A britânica participou do ciclo de conferências
Fronteiras do Pensamento, em São Paulo, anteontem.
No centro de sua fala à plateia paulistana,
Armstrong, 68, propôs um novo papel para a religião no mundo contemporâneo, que
começa por admitir que ela "não é feita para nos dar respostas, mas para
fazer conviver com a nossa própria mortalidade e com o sofrimento da
vida".
A religião, para Armstrong, é uma prática, e só tem
sentido se vivenciada pelo indivíduo. "Nós entendemos os mitos religiosos
como mentiras, mas os antigos os entendiam como algo que ocorre
continuamente", disse, em sua fala durante o evento, uma parceria com a Folha.
A Santíssima Trindade do catolicismo, por exemplo,
deve ser vista como uma forma de o devoto abandonar seu próprio ego.
"Do contrário, essa história de três pessoas
em uma só fica parecendo um jingle publicitário", brincou a autora, que
estudou literatura em Oxford e é autora de livros sobre as grandes tradições
religiosas, como "Jerusalém".
Armstrong, que foi noviça durante a juventude, mas
abandonou o catolicismo, encontra na compaixão um ponto de inflexão entre as
diferentes religiões. Ela a define, no entanto, não como um sentimento de pena
que o senso comum lhe atribui, mas como "assumir ativamente a responsabilidade
pelo sofrimento do outro" e se empenhar para combatê-lo.

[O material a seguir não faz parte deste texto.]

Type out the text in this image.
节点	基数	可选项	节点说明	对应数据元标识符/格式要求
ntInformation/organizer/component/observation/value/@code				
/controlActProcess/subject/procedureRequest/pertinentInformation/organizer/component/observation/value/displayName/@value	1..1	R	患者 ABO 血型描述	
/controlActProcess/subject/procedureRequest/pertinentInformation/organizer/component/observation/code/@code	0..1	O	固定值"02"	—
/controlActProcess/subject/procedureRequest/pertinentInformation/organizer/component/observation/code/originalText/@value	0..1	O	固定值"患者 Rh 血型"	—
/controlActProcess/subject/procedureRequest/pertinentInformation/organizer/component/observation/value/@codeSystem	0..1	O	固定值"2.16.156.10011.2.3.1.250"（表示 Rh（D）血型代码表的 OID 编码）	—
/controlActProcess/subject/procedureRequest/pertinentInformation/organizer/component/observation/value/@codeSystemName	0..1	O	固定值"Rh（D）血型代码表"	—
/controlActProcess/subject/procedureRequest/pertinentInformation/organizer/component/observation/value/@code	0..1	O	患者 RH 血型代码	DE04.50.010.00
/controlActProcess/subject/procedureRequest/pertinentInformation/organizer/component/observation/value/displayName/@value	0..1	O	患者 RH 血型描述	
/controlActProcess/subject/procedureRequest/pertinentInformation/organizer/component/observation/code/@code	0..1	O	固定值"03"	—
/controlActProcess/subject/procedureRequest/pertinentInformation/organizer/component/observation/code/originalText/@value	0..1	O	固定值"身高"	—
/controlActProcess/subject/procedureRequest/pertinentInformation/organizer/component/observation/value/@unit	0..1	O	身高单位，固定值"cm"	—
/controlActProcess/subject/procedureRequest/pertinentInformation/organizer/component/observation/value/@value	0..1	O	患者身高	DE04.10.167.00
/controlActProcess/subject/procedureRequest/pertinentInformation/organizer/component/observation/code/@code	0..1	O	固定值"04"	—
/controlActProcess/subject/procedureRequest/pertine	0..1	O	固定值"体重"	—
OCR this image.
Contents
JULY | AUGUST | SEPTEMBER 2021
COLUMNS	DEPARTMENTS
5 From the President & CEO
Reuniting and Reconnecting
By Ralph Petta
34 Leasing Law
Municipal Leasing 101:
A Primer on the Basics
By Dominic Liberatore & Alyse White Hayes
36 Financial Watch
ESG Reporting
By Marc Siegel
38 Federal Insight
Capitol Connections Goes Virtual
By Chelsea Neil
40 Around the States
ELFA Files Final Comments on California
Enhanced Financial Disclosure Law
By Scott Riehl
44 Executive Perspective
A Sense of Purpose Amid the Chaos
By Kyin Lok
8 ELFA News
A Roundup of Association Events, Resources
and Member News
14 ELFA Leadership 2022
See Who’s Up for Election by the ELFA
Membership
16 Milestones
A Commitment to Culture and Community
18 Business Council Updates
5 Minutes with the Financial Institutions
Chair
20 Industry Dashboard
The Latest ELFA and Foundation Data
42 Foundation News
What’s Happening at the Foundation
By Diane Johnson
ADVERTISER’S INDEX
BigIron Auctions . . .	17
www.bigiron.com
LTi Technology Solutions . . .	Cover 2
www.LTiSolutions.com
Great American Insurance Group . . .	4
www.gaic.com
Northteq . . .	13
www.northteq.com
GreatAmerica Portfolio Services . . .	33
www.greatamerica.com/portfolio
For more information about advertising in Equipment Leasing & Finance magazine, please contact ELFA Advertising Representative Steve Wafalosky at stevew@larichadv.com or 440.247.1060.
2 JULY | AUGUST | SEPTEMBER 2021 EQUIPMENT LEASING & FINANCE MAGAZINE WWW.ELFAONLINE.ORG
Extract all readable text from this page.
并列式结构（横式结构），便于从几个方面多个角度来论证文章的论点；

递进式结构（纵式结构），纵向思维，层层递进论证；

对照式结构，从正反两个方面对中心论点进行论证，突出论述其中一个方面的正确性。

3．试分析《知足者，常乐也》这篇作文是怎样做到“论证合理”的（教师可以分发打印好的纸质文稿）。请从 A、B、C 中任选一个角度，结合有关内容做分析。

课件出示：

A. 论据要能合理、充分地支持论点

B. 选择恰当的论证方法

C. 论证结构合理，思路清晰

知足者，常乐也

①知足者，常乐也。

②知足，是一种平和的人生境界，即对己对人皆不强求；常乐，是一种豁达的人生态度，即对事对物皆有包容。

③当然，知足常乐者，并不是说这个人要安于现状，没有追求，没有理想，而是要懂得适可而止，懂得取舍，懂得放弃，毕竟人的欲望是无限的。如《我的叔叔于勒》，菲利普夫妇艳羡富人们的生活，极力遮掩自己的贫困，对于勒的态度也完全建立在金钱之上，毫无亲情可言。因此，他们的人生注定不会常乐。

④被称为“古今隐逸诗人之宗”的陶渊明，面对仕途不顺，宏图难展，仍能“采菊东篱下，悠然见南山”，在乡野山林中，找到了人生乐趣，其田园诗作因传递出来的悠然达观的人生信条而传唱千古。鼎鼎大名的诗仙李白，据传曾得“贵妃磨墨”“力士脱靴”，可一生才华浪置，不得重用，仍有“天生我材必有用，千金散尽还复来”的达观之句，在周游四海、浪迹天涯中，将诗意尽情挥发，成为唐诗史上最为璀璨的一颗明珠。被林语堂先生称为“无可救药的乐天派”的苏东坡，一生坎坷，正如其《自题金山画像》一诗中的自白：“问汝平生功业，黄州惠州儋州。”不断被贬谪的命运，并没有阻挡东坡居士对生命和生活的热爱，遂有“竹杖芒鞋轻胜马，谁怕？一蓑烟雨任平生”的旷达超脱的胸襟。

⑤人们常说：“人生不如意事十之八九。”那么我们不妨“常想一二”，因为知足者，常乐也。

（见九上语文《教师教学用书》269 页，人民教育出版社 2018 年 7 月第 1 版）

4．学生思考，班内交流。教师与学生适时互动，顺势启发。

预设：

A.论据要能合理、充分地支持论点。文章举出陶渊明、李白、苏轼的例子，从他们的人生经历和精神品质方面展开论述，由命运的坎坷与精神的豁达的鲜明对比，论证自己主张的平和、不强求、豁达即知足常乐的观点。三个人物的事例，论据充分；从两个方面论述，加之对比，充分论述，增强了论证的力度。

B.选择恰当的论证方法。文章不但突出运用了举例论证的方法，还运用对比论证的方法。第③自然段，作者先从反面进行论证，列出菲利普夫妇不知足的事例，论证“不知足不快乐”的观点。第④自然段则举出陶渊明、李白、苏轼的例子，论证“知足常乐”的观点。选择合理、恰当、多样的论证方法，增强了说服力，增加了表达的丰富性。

Questionada sobre o uso da religião como motivo de
conflitos sectários, Armstrong argumenta que o Estado laico foi responsável por
boa parte da violência cometida desde o século 19, incluindo "as duas
Guerras Mundiais, o lançamento de bombas atômicas contra civis e genocídios
como o dos judeus pelos nazistas".
Para a historiadora, colocar um credo acima do
outro vai contra o propósito da religião, pois "se a transcendência está
além das palavras, ninguém pode ter a última palavra".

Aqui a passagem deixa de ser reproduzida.